She counts the memories
she will never have because she moved West.
– Sasha Pimentel Chacon from “Bamboo”
Transatlantic waves beat rhythms
against my body’s yearning,
my heart aching for the honey
a land gives to its children.
Eyes closed behind cupped hands,
I recite my prayers, reach
for the doorknob of a small home
closing in on itself.
Behind my eyes, I hold
the promised valleys, deserts, waterfalls
hugging each end of holy land.
Orchards burst where my feet are planted
like acacia roots.
I am everyone’s sister.
I want to taste Hebrew on my tongue every day,
seedy and flowing like pomegranate juice.
I want to feel the presence
of strangers like family I always knew
existed but didn’t know where to find.
The sun lowers Saturday night,
believers cry into ancient walls,
babies shriek love songs
at their mothers’ breasts.
Women dance in the red
light as it cascades the sky
and disappears.
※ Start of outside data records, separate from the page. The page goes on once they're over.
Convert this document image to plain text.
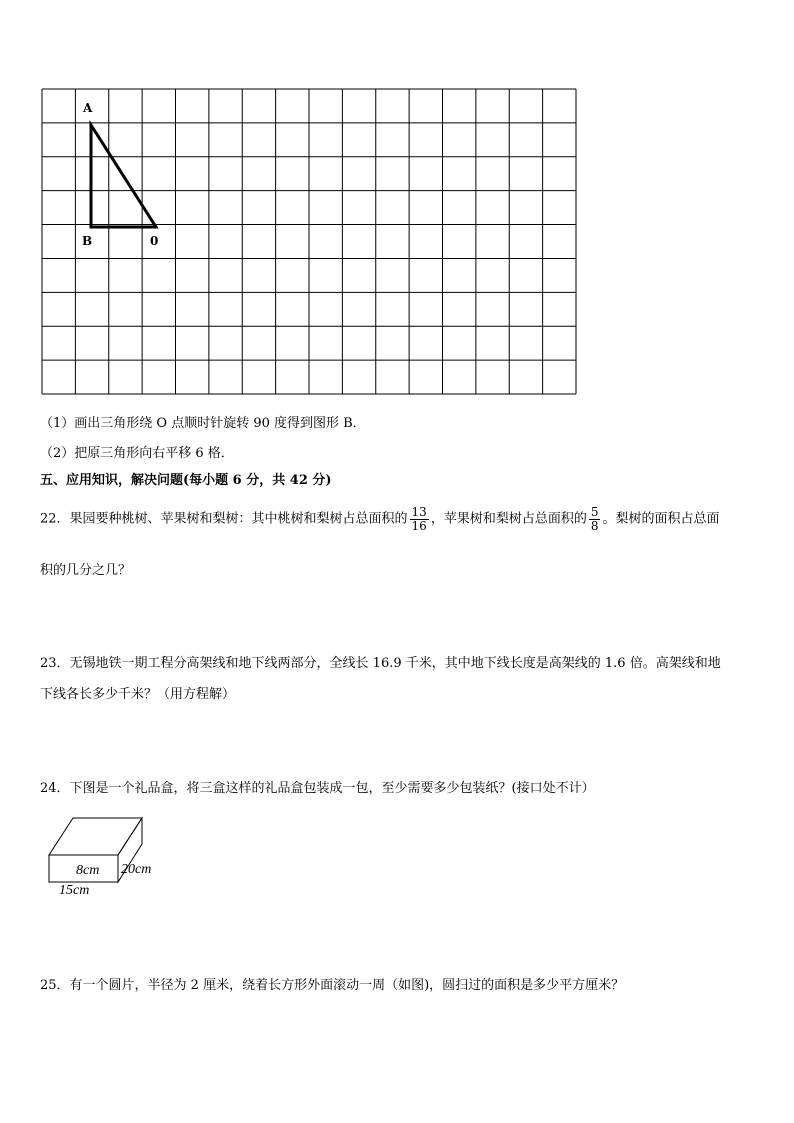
A
B	0
（1）画出三角形绕 O 点顺时针旋转 90 度得到图形 B．
（2）把原三角形向右平移 6 格．
五、应用知识，解决问题(每小题 6 分，共 42 分)
22．果园要种桃树、苹果树和梨树：其中桃树和梨树占总面积的 $\frac{13}{16}$ ，苹果树和梨树占总面积的 $\frac{5}{8}$ 。梨树的面积占总面
积的几分之几？
23．无锡地铁一期工程分高架线和地下线两部分，全线长 16.9 千米，其中地下线长度是高架线的 1.6 倍。高架线和地
下线各长多少千米？（用方程解）
24．下图是一个礼品盒，将三盒这样的礼品盒包装成一包，至少需要多少包装纸？(接口处不计）
8cm 20cm
15cm
25．有一个圆片，半径为 2 厘米，绕着长方形外面滚动一周（如图)，圆扫过的面积是多少平方厘米？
I want to hold
their weathered hands,
braid my hair into theirs,
because our births were thunder
or laughter peeling away, cornstalks
pulled from the earth too early or late.
I want to wait for jellyfish
under streaked Mediterranean sunsets,
let salt and dead sea mud cover my skin.
I want to memorize the land’s trees and fruit,
the animals that rest and run there.
I would dip pita into hummus
on the beach and be happy.
I count the days I know I won’t have:
army training, walking backwards from the Kotel
before each Shabbat, cooking tradition
long into the dark, friends in and out, house lights on timers
turning off in the middle of sex, in the middle
of soldiers’ hikes, men climbing through valleys,searching for meaning in the shifting of what’s inside.